My question is directed to professing Christians who don't believe in any of the key doctrines held by evangelical churches, such as the Virgin Birth, the Resurrection, and Jesus Christ as the only path to salvation. If you believe in the evangelical doctrine of salvation, this question isn't for you.
I come from an evangelical background, which taught me to believe in the Virgin Birth, the Resurrection, and that Jesus is the only path to salvation. I understand that there are some Christians who don't believe in these things, which I think are the pillars and the cornerstone of Christianity, without which Christianity has no reason to exist. These Christians are commonly identified as "liberal Christians." You can read more about the view of this group of Christians here, and read a conservative theologian's response to their views here.
Back to my main question:
If one doesn't believe that Jesus is the only path to salvation, what is the "selling point" of Christianity? Why should people bother to become Christians at all? It would be equally okay to be an atheist, agnostic, or Buddhist who believes in Jesus as a great teacher and religion leader, but nothing more.
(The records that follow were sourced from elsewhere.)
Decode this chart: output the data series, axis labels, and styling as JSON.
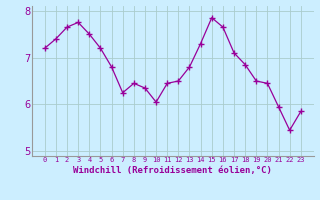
{
  "x": [
    0,
    1,
    2,
    3,
    4,
    5,
    6,
    7,
    8,
    9,
    10,
    11,
    12,
    13,
    14,
    15,
    16,
    17,
    18,
    19,
    20,
    21,
    22,
    23
  ],
  "y": [
    7.2,
    7.4,
    7.65,
    7.75,
    7.5,
    7.2,
    6.8,
    6.25,
    6.45,
    6.35,
    6.05,
    6.45,
    6.5,
    6.8,
    7.3,
    7.85,
    7.65,
    7.1,
    6.85,
    6.5,
    6.45,
    5.95,
    5.45,
    5.85
  ],
  "line_color": "#990099",
  "marker": "+",
  "marker_size": 4,
  "bg_color": "#cceeff",
  "grid_color": "#aacccc",
  "xlabel": "Windchill (Refroidissement éolien,°C)",
  "xlabel_color": "#990099",
  "ylim": [
    4.9,
    8.1
  ],
  "yticks": [
    5,
    6,
    7,
    8
  ],
  "xticks": [
    0,
    1,
    2,
    3,
    4,
    5,
    6,
    7,
    8,
    9,
    10,
    11,
    12,
    13,
    14,
    15,
    16,
    17,
    18,
    19,
    20,
    21,
    22,
    23
  ],
  "spine_color": "#999999",
  "tick_color": "#990099",
  "yticklabel_color": "#990099"
}
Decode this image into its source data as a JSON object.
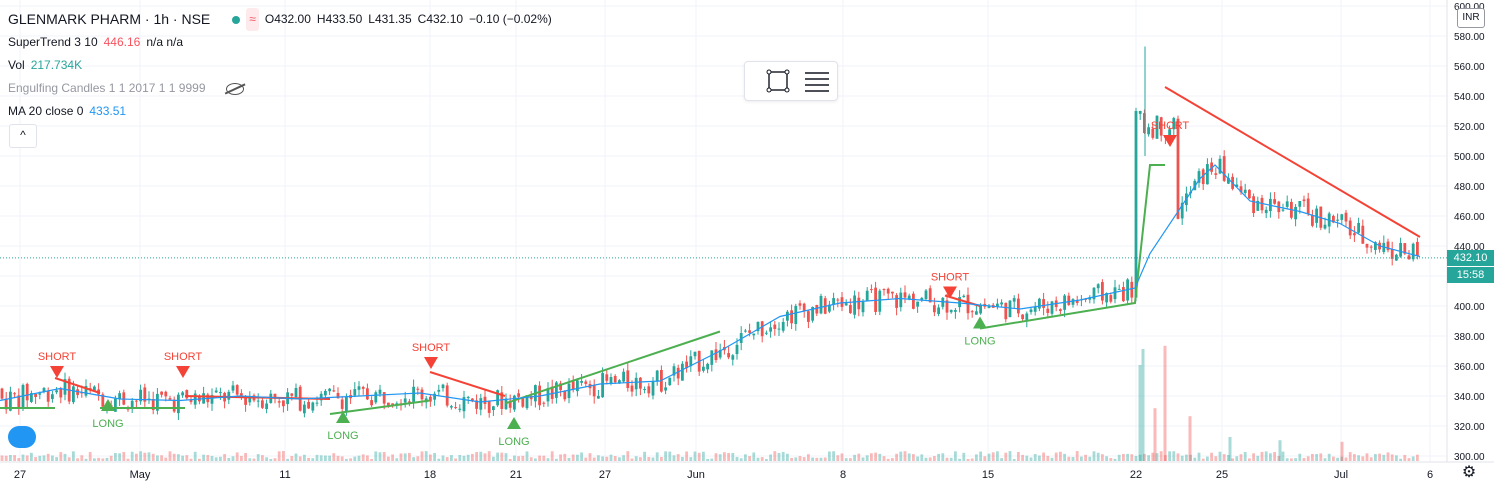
{
  "header": {
    "symbol": "GLENMARK PHARM · 1h · NSE",
    "open": "O432.00",
    "high": "H433.50",
    "low": "L431.35",
    "close": "C432.10",
    "change": "−0.10 (−0.02%)"
  },
  "indicators": [
    {
      "label": "SuperTrend 3 10",
      "value": "446.16",
      "extra": "n/a  n/a"
    },
    {
      "label": "Vol",
      "value": "217.734K"
    },
    {
      "label": "Engulfing Candles 1 1 2017 1 1 9999"
    },
    {
      "label": "MA 20 close 0",
      "value": "433.51"
    }
  ],
  "collapse_label": "^",
  "price_axis": {
    "currency": "INR",
    "last_price": "432.10",
    "countdown": "15:58",
    "ticks": [
      "600.00",
      "580.00",
      "560.00",
      "540.00",
      "520.00",
      "500.00",
      "480.00",
      "460.00",
      "440.00",
      "420.00",
      "400.00",
      "380.00",
      "360.00",
      "340.00",
      "320.00",
      "300.00"
    ]
  },
  "time_axis": {
    "labels": [
      "27",
      "May",
      "11",
      "18",
      "21",
      "27",
      "Jun",
      "8",
      "15",
      "22",
      "25",
      "Jul",
      "6"
    ]
  },
  "colors": {
    "up": "#26a69a",
    "down": "#ef5350",
    "supertrend_up": "#4caf50",
    "supertrend_down": "#f44336",
    "ma": "#2196f3",
    "last_price": "#26a69a",
    "countdown": "#26a69a"
  },
  "chart_data": {
    "type": "candlestick",
    "ylim": [
      300,
      600
    ],
    "supertrend": {
      "up_segments": [
        [
          [
            0,
            332
          ],
          [
            55,
            332
          ]
        ],
        [
          [
            100,
            332
          ],
          [
            185,
            332
          ]
        ],
        [
          [
            330,
            328
          ],
          [
            430,
            337
          ]
        ],
        [
          [
            505,
            335
          ],
          [
            720,
            383
          ]
        ],
        [
          [
            980,
            385
          ],
          [
            1135,
            402
          ],
          [
            1150,
            494
          ],
          [
            1165,
            494
          ]
        ]
      ],
      "down_segments": [
        [
          [
            55,
            352
          ],
          [
            100,
            342
          ]
        ],
        [
          [
            185,
            340
          ],
          [
            330,
            338
          ]
        ],
        [
          [
            430,
            356
          ],
          [
            505,
            340
          ]
        ],
        [
          [
            945,
            407
          ],
          [
            980,
            400
          ]
        ],
        [
          [
            1165,
            546
          ],
          [
            1420,
            446
          ]
        ]
      ]
    },
    "ma20": [
      [
        0,
        337
      ],
      [
        60,
        345
      ],
      [
        120,
        338
      ],
      [
        180,
        337
      ],
      [
        240,
        340
      ],
      [
        300,
        338
      ],
      [
        360,
        340
      ],
      [
        420,
        342
      ],
      [
        480,
        336
      ],
      [
        540,
        340
      ],
      [
        600,
        348
      ],
      [
        660,
        350
      ],
      [
        720,
        370
      ],
      [
        780,
        393
      ],
      [
        840,
        402
      ],
      [
        900,
        405
      ],
      [
        960,
        402
      ],
      [
        1020,
        398
      ],
      [
        1080,
        404
      ],
      [
        1135,
        412
      ],
      [
        1150,
        435
      ],
      [
        1200,
        485
      ],
      [
        1215,
        494
      ],
      [
        1250,
        470
      ],
      [
        1300,
        463
      ],
      [
        1340,
        455
      ],
      [
        1380,
        440
      ],
      [
        1420,
        433
      ]
    ],
    "signals": [
      {
        "type": "short",
        "text": "SHORT",
        "x": 57,
        "price": 360
      },
      {
        "type": "long",
        "text": "LONG",
        "x": 108,
        "price": 330
      },
      {
        "type": "short",
        "text": "SHORT",
        "x": 183,
        "price": 360
      },
      {
        "type": "long",
        "text": "LONG",
        "x": 343,
        "price": 322
      },
      {
        "type": "short",
        "text": "SHORT",
        "x": 431,
        "price": 366
      },
      {
        "type": "long",
        "text": "LONG",
        "x": 514,
        "price": 318
      },
      {
        "type": "short",
        "text": "SHORT",
        "x": 950,
        "price": 413
      },
      {
        "type": "long",
        "text": "LONG",
        "x": 980,
        "price": 385
      },
      {
        "type": "short",
        "text": "SHORT",
        "x": 1170,
        "price": 514
      }
    ],
    "volume_spikes": [
      {
        "x": 1140,
        "v": 0.6,
        "up": true
      },
      {
        "x": 1143,
        "v": 0.7,
        "up": true
      },
      {
        "x": 1155,
        "v": 0.33,
        "up": false
      },
      {
        "x": 1165,
        "v": 0.72,
        "up": false
      },
      {
        "x": 1190,
        "v": 0.28,
        "up": false
      },
      {
        "x": 1230,
        "v": 0.15,
        "up": true
      },
      {
        "x": 1280,
        "v": 0.13,
        "up": true
      },
      {
        "x": 1342,
        "v": 0.12,
        "up": false
      }
    ]
  }
}
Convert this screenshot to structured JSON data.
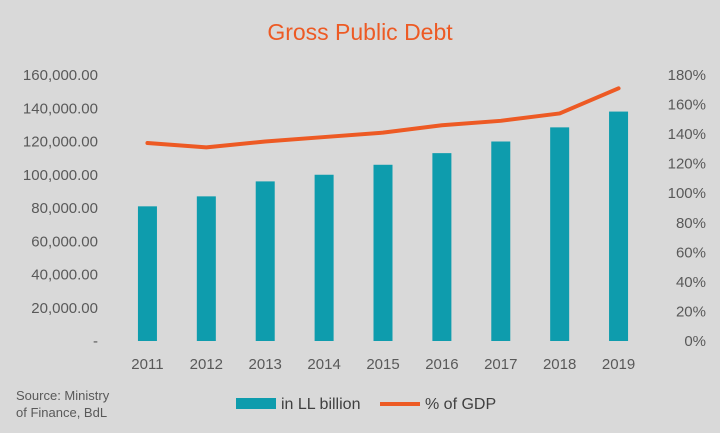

By the same token, as I see it, if liberal Christians think that Bible is just another book, written and compiled by mere humans with human errors in it, then it is no longer infallible, and there is no reason to pay attention to Biblical teachings on any subject. So what is the difference between liberal Christians and non-Christians? Non-Christians can draw inspiration from the Bible in the same way as these Christians do. They believe in exactly the same thing!
I am curious: On what basis do liberal Christians identify themselves as Christians?